Friday, March 14, 2008

Easter Candy

Okay - I love candy - it is a real weakness for me. And for some reason Easter is the hardest time for me. At the beginning of the holiday season (Halloween) I have pretty good will power. I buy the candy I don't like and my kids are big sorters so there is no stealing their stash. But by the time Easter rolls around my will power has dissolved. As I write this I'm eating chocolate eggs and jellybeans that were meant for my kids' baskets. I even had an internal conversation with myself as I bought the candy how I was not going to eat it, but I had the bag busted open before I reached my exit. One year I decided not to buy any candy until the day before Easter in the hopes that I would not eat my weight in candy. It was a great plan except that my son's favorite book that year was Owen's Marshmallow Chick. It is a cute little story by Kevin Henkes (one of my favorite authors) about a mouse who gets all this yummy candy in his basket, but his favorite is a little yellow marshmallow chick. So all my oldest wanted the Easter bunny to bring him was one of those yucky peeps. I love candy, but I cannot understand the world's fascination with peeps. The only time I like marshmallows are when they are roasted over a campfire. But I digress- it is the day before Easter and I can't find one stupid peep. I guess I'm the only one who finds them revolting. By the time I hit my 4th store I'm totally frustrated.
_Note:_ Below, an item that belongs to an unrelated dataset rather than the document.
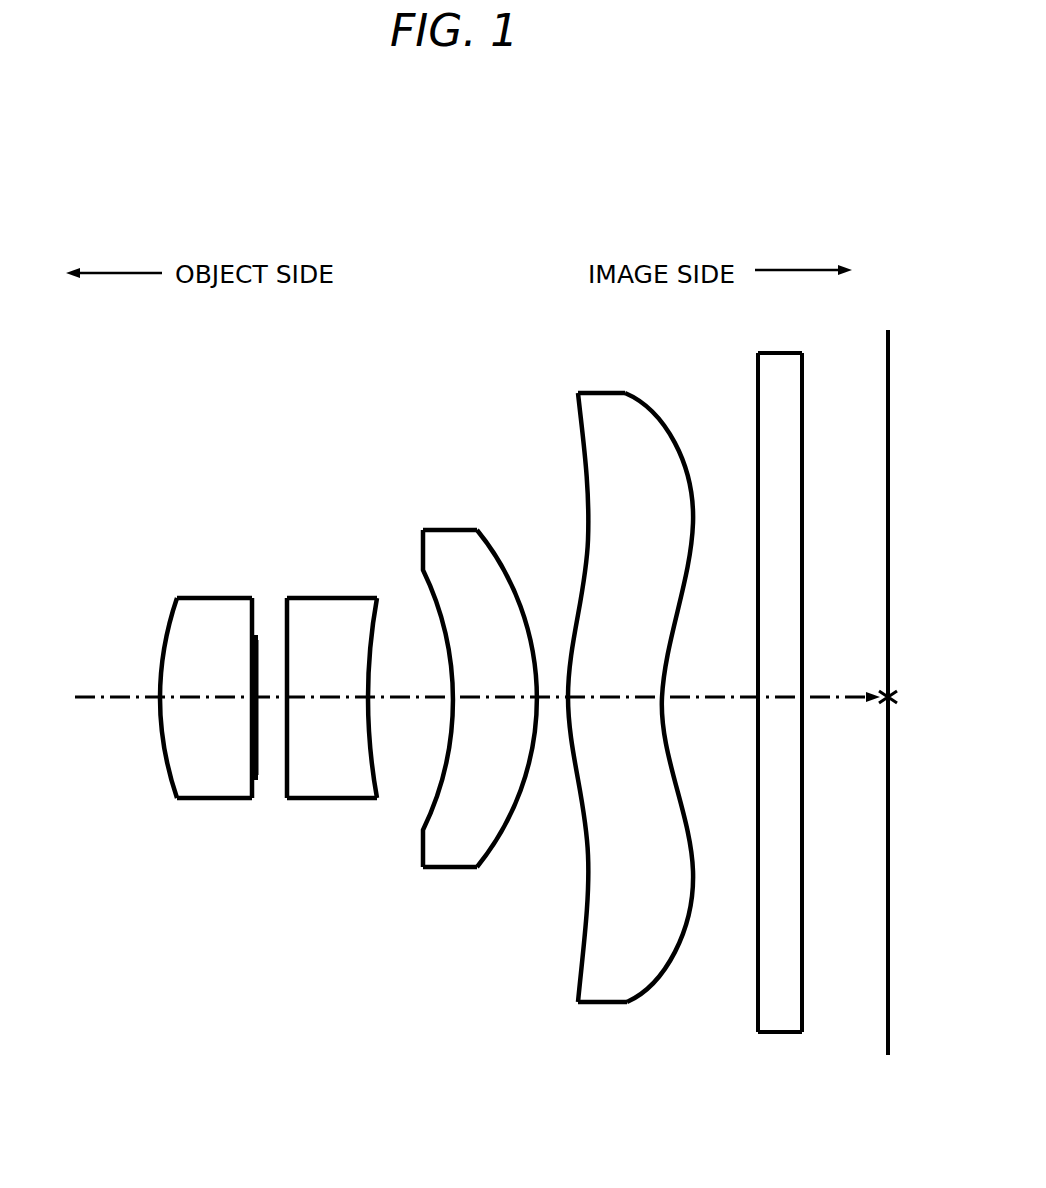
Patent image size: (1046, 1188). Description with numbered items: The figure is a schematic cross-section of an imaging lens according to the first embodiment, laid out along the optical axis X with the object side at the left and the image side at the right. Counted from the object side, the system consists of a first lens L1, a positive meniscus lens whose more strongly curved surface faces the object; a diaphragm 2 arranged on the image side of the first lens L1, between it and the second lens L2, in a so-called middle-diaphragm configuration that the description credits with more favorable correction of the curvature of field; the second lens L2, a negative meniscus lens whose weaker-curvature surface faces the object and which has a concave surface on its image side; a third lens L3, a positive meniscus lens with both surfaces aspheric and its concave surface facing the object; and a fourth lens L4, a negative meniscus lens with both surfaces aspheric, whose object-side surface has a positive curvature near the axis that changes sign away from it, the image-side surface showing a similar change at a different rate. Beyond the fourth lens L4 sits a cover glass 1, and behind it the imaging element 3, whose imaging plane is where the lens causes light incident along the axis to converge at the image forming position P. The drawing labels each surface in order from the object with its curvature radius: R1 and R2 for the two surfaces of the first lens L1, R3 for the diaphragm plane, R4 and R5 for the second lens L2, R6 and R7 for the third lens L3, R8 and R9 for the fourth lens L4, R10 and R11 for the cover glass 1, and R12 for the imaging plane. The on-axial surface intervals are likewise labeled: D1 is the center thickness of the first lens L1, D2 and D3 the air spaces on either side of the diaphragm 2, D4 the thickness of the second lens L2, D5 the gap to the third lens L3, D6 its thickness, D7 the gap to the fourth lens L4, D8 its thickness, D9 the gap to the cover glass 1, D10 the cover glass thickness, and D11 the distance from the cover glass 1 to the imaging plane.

I end up buying an overpriced yellow chick with frosting features. Yuck. So Easter is saved that year but I decide not to wait until the last minute to buy Easter candy. I have yet to figure out a way to keep me out of the candy. I'm thinking about locking it in our detached garage.

Getting started

It seems like my friends and I have a lot of funny insights to this thing called parenting. So I thought it would be fun to write it all down. Maybe this will help other parents - you can learn from my mistakes. I know one thing for sure and that is that raising boys seems whole lot different than raising girls. And when you put my husband into the mix that just adds more fuel (or testosterone) to the fire. I feel like a smack down wrestling referee most days. So here goes my first attempt at blogging. Wish me luck.